Imagine then, if someone went to medical school but refused to leave. What if this individual just stayed forever, always growing in knowledge, but never actually being useful to anyone?
I’ve done this with church of course. I can vividly remember teaching an adult Sunday School class, knowing the material, without having any experience actually living it. I could recite the doctrine, but I wasn’t following God and I certainly wasn’t sharing his love with the hurting. I lived the insulated church life, well-protected from anyone who might actually need God’s grace.

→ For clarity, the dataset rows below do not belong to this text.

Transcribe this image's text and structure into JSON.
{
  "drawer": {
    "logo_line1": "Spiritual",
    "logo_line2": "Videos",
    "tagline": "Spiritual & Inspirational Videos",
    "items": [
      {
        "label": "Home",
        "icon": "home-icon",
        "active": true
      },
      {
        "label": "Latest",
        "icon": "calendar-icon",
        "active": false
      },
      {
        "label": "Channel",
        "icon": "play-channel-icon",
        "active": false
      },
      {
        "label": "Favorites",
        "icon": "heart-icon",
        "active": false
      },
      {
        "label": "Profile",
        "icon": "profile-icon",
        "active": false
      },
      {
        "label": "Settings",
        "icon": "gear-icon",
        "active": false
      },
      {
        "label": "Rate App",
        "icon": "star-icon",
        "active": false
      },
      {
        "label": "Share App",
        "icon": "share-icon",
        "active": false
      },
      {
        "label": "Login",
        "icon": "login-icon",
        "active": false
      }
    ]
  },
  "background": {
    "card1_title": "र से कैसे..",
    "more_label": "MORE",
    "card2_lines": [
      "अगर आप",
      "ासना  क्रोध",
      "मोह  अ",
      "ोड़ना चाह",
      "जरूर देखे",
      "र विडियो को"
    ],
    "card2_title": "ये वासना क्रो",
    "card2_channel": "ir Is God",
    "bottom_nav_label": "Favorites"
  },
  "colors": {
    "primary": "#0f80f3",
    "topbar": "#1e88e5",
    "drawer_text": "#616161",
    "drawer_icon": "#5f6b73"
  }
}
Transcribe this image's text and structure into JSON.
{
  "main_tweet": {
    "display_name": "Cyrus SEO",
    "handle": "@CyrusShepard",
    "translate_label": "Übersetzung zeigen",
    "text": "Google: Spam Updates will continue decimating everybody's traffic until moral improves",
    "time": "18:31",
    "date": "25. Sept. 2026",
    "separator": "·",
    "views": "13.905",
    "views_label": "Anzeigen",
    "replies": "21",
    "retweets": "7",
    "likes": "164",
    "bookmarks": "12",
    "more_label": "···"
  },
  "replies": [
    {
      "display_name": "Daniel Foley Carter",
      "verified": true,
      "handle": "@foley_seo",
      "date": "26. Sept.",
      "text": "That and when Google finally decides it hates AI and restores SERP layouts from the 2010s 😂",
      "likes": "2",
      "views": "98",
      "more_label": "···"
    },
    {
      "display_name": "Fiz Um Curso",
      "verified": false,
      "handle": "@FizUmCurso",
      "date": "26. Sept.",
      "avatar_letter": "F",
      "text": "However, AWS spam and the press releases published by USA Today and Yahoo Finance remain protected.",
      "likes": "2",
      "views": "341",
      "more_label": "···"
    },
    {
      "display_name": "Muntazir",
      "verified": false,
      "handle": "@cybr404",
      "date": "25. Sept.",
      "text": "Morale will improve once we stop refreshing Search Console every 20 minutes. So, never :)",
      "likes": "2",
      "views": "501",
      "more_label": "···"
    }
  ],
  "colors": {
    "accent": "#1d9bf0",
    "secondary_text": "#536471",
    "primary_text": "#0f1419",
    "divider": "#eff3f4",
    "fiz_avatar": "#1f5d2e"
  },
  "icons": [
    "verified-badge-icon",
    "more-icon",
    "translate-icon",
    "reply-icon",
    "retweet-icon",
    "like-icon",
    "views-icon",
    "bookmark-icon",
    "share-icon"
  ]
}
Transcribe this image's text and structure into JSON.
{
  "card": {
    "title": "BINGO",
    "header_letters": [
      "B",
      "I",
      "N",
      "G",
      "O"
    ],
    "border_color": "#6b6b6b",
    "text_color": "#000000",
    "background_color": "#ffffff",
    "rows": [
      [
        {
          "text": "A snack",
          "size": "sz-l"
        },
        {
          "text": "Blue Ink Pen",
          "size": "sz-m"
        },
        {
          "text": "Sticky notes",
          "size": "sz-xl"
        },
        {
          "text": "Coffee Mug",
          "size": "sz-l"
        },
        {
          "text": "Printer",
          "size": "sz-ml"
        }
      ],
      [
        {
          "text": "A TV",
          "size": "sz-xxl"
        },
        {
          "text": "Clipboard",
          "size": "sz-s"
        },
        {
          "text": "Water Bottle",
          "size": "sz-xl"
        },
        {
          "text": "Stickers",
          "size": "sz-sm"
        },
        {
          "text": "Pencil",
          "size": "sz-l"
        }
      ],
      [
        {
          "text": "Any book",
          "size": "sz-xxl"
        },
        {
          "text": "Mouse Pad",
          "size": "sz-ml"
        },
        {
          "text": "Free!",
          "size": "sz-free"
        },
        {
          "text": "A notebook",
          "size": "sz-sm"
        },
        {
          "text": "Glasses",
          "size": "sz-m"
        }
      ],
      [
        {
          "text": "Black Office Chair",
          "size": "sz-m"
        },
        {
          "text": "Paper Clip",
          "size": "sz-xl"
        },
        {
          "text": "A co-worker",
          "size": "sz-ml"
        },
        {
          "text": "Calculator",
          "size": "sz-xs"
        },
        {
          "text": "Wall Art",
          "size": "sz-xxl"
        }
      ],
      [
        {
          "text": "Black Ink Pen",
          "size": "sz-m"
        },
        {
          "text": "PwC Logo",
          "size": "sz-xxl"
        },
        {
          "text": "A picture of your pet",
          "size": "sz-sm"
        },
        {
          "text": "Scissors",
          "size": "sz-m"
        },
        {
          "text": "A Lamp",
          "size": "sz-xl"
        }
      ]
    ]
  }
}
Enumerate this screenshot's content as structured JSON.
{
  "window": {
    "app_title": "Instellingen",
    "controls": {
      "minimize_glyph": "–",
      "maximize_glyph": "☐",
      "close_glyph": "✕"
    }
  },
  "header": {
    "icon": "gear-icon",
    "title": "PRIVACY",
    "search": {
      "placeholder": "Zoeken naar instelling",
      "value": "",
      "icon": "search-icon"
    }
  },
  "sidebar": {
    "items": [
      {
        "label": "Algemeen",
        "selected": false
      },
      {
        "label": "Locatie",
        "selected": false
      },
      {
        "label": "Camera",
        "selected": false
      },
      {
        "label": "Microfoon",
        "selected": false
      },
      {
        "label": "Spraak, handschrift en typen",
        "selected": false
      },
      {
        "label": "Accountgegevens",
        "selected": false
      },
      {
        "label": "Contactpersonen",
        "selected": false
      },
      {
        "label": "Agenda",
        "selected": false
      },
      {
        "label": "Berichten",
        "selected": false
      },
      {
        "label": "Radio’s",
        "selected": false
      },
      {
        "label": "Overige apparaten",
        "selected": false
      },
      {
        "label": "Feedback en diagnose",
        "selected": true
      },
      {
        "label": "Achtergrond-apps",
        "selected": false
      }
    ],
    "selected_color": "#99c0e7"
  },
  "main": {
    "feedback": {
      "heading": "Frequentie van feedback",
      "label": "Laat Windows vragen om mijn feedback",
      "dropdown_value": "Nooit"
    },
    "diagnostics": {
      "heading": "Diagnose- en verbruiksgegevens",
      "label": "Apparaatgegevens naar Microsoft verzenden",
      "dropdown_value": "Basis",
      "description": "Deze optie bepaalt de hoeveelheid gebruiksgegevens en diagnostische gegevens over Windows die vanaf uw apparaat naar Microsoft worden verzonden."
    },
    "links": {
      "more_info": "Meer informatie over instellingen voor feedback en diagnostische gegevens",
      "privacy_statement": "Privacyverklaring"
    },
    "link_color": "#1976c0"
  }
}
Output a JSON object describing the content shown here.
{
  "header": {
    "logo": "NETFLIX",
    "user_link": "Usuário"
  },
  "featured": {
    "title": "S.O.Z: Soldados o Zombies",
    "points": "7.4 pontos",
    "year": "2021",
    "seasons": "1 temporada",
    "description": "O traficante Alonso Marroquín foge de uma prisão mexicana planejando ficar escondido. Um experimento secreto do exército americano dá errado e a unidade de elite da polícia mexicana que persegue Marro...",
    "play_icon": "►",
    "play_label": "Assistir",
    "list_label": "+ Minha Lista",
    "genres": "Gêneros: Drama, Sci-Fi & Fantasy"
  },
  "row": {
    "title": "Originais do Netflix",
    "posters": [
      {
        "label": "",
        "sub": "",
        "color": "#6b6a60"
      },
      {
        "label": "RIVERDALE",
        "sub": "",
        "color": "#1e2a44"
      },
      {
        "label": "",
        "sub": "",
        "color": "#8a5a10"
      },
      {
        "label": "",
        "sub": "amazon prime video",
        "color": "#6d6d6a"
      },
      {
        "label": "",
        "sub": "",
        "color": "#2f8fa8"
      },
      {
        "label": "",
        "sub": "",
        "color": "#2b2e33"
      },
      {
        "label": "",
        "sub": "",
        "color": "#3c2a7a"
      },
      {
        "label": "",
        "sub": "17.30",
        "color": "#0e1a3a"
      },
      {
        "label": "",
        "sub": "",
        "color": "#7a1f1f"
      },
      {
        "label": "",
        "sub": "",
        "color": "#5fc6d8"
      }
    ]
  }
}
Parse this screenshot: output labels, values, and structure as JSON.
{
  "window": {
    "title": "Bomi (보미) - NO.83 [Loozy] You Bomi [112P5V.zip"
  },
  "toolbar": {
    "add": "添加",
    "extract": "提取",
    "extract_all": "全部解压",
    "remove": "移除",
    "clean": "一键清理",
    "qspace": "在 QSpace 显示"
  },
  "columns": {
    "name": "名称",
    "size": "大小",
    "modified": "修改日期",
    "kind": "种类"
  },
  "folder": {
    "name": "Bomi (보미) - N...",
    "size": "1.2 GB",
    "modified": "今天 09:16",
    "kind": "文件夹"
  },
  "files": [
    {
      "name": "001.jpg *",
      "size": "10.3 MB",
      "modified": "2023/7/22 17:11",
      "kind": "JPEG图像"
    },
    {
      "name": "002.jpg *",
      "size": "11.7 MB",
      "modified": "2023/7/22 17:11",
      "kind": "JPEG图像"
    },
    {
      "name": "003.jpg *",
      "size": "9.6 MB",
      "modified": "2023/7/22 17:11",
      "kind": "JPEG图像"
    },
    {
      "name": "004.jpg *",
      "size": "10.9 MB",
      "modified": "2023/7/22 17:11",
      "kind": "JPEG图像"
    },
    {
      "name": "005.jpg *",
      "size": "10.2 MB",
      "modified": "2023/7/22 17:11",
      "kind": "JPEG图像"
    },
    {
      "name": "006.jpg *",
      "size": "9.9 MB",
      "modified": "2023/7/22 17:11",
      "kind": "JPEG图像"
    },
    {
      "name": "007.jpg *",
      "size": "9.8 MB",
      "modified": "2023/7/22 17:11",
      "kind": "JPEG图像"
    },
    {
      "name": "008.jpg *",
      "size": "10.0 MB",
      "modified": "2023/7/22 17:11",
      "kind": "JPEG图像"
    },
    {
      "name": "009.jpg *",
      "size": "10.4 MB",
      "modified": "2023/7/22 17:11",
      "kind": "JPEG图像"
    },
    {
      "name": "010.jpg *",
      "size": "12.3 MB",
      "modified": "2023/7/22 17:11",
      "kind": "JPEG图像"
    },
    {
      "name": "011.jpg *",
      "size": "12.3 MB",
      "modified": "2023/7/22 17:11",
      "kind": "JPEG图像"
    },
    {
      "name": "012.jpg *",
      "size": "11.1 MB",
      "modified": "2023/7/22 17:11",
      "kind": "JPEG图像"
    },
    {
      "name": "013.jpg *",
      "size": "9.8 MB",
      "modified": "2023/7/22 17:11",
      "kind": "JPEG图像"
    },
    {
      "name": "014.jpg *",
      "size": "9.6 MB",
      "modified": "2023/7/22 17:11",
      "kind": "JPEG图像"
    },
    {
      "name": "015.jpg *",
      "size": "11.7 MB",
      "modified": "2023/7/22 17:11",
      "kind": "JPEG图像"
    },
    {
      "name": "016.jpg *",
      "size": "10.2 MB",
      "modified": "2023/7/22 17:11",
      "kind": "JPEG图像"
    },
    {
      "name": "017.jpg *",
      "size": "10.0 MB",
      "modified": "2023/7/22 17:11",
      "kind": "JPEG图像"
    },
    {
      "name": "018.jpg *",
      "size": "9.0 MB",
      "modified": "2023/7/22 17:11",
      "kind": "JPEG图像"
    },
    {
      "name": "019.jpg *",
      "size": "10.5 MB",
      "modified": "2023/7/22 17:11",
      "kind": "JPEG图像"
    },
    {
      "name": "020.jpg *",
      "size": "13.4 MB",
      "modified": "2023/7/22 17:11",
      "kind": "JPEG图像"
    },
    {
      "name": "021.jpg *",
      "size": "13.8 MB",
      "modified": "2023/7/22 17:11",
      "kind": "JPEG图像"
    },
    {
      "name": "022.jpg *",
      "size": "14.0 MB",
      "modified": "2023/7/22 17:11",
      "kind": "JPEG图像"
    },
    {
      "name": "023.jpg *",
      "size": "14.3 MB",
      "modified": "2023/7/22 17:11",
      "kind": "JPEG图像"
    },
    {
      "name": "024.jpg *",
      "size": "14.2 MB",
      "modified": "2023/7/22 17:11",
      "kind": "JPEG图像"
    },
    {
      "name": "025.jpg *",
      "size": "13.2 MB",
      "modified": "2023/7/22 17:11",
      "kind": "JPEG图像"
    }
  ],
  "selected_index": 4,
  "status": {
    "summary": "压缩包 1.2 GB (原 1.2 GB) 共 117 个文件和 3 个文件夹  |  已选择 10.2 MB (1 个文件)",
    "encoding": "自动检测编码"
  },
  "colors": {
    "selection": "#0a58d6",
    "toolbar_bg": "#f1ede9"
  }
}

This seems to be the condition of the Pharisees in today’s passage. In the story, Jesus had just called Matthew, a lowly tax collector, and was seen mingling with sinners. The religious elite disapproved. If Jesus is so great, why does he spend time with these losers? Jesus, using a medical analogy, explained his purpose: As the great physician, he didn’t come for the healthy, he came for the sick. He didn’t come to help those who couldn’t see they needed it. He came to save those who were desperate for redemption. Jesus came to seek and save the lost.
As Christians, we do need to learn Christ’s teachings, but if we never get past the learning phase, we’re not really following him. If we can’t remember the last time we shared Christ’s love with someone who needs it, we’re doing faith wrong. We’re like that medical student who refuses to leave the safety of school. If we truly follow Christ, we too, must share his love with those around us who are hurting and desperately in need.